Cuatro paredes, una puerta. Una estantería, una mesa. Mis folios, mi grapadora, mis bolígrafos. Seis metros cuadrados. Mi espacio. Aquí estoy a salvo, mi territorio. Uno, dos, tres.
No quiero progresar, ni moverme de aquí. No aspiro a más. Esto es lo que soy, lo que me gusta hacer. Nadie entra por la puerta sin pasar por mi atenta mirada, nada escapa a mis ojos a través de las cámaras. Miro por la ventana. Cuatro, cinco, seis.
Regalo una sonrisa a todos: ‘’Buenos días’’, ‘’hasta mañana’’. Me encargo de los papeles, los documentos: firmar, sellar, grapar. Todo dentro de su fecha, todo ordenado. Todo perfecto. Es lo que esperan de mí, ése es mi trabajo. Nunca olvido una reunión ni entrego un folio arrugado. Siete, ocho, nueve. Coloco bien la carpeta.

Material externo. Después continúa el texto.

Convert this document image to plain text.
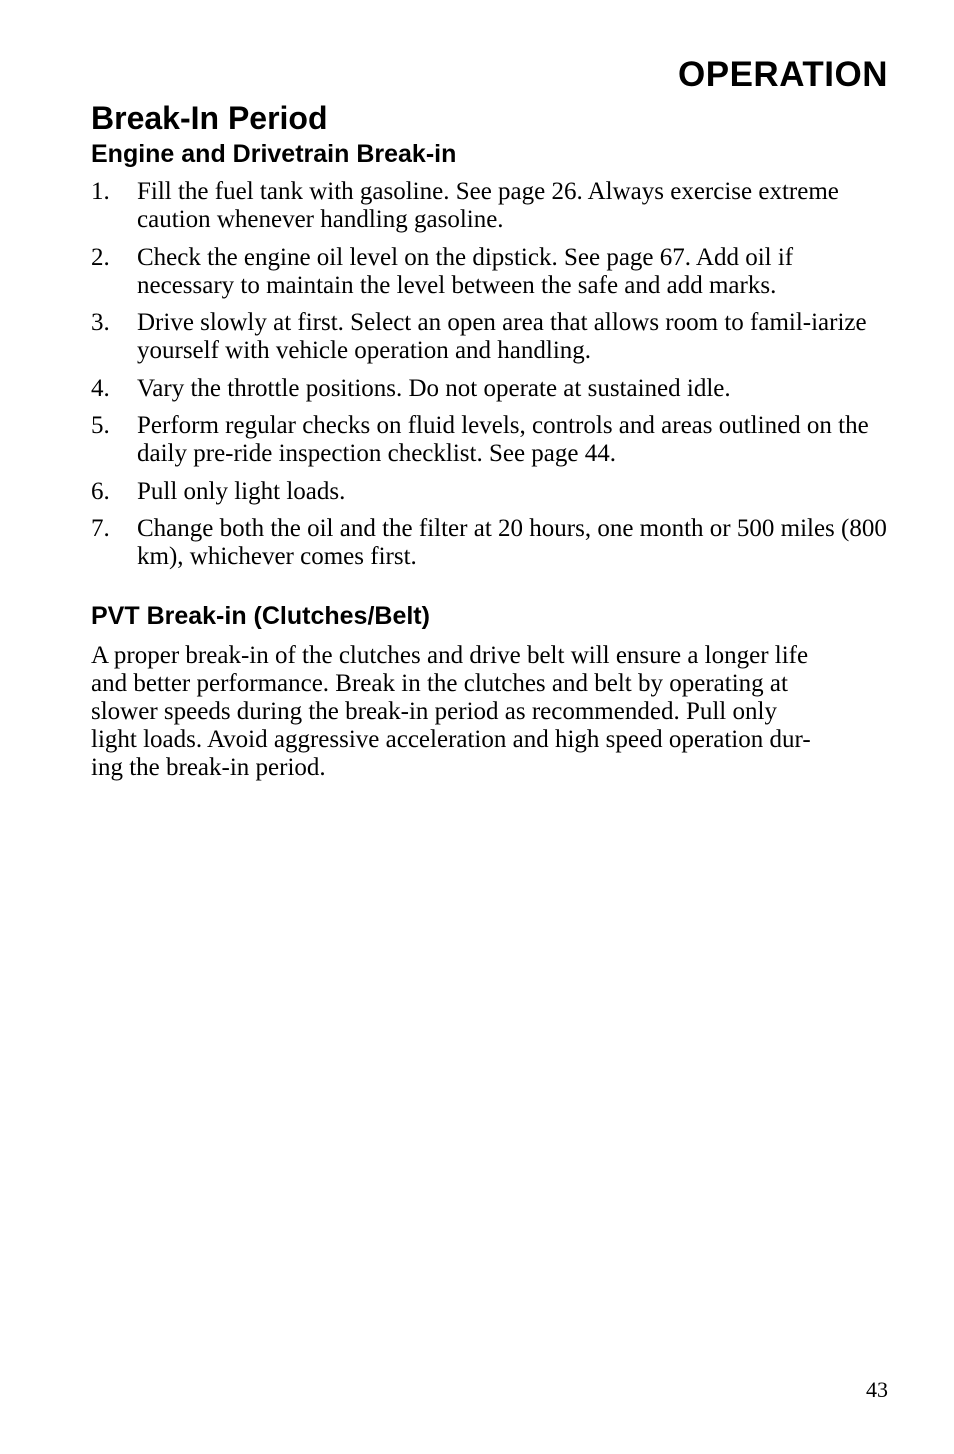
OPERATION
Break-In Period
Engine and Drivetrain Break-in
1. Fill the fuel tank with gasoline. See page 26. Always exercise extreme caution whenever handling gasoline.
2. Check the engine oil level on the dipstick. See page 67. Add oil if necessary to maintain the level between the safe and add marks.
3. Drive slowly at first. Select an open area that allows room to famil-iarize yourself with vehicle operation and handling.
4. Vary the throttle positions. Do not operate at sustained idle.
5. Perform regular checks on fluid levels, controls and areas outlined on the daily pre-ride inspection checklist. See page 44.
6. Pull only light loads.
7. Change both the oil and the filter at 20 hours, one month or 500 miles (800 km), whichever comes first.
PVT Break-in (Clutches/Belt)

A proper break-in of the clutches and drive belt will ensure a longer life
and better performance. Break in the clutches and belt by operating at
slower speeds during the break-in period as recommended. Pull only
light loads. Avoid aggressive acceleration and high speed operation dur-
ing the break-in period.

43
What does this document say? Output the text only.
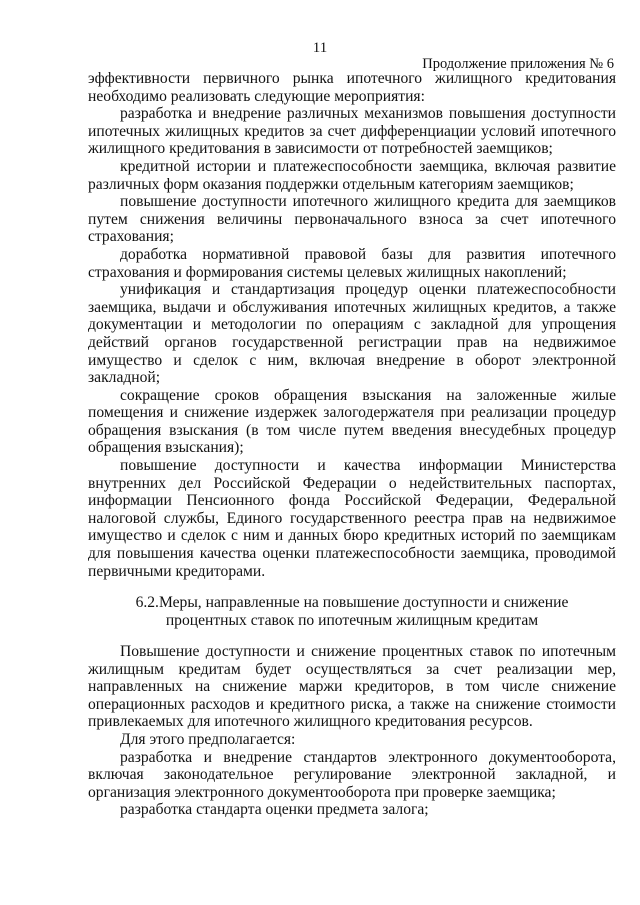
11
Продолжение приложения № 6

эффективности первичного рынка ипотечного жилищного кредитования необходимо реализовать следующие мероприятия:

разработка и внедрение различных механизмов повышения доступности ипотечных жилищных кредитов за счет дифференциации условий ипотечного жилищного кредитования в зависимости от потребностей заемщиков;

кредитной истории и платежеспособности заемщика, включая развитие различных форм оказания поддержки отдельным категориям заемщиков;

повышение доступности ипотечного жилищного кредита для заемщиков путем снижения величины первоначального взноса за счет ипотечного страхования;

доработка нормативной правовой базы для развития ипотечного страхования и формирования системы целевых жилищных накоплений;

унификация и стандартизация процедур оценки платежеспособности заемщика, выдачи и обслуживания ипотечных жилищных кредитов, а также документации и методологии по операциям с закладной для упрощения действий органов государственной регистрации прав на недвижимое имущество и сделок с ним, включая внедрение в оборот электронной закладной;

сокращение сроков обращения взыскания на заложенные жилые помещения и снижение издержек залогодержателя при реализации процедур обращения взыскания (в том числе путем введения внесудебных процедур обращения взыскания);

повышение доступности и качества информации Министерства внутренних дел Российской Федерации о недействительных паспортах, информации Пенсионного фонда Российской Федерации, Федеральной налоговой службы, Единого государственного реестра прав на недвижимое имущество и сделок с ним и данных бюро кредитных историй по заемщикам для повышения качества оценки платежеспособности заемщика, проводимой первичными кредиторами.

6.2.Меры, направленные на повышение доступности и снижение
процентных ставок по ипотечным жилищным кредитам

Повышение доступности и снижение процентных ставок по ипотечным жилищным кредитам будет осуществляться за счет реализации мер, направленных на снижение маржи кредиторов, в том числе снижение операционных расходов и кредитного риска, а также на снижение стоимости привлекаемых для ипотечного жилищного кредитования ресурсов.

Для этого предполагается:

разработка и внедрение стандартов электронного документооборота, включая законодательное регулирование электронной закладной, и организация электронного документооборота при проверке заемщика;

разработка стандарта оценки предмета залога;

Conozco los nombres de todos los trabajadores, desde el bibliotecario hasta el repartidor del catering, incluso el apellido del informático que viene una vez al mes. Mi manojo de llaves es mi tercera mano, acertaría a abrir cada una de las puertas del edificio con los ojos cerrados. Diez, once, doce.
Doce pasos me bastan para recorrer mi cubículo. Mi espacio. Aquí estoy a salvo, mi territorio.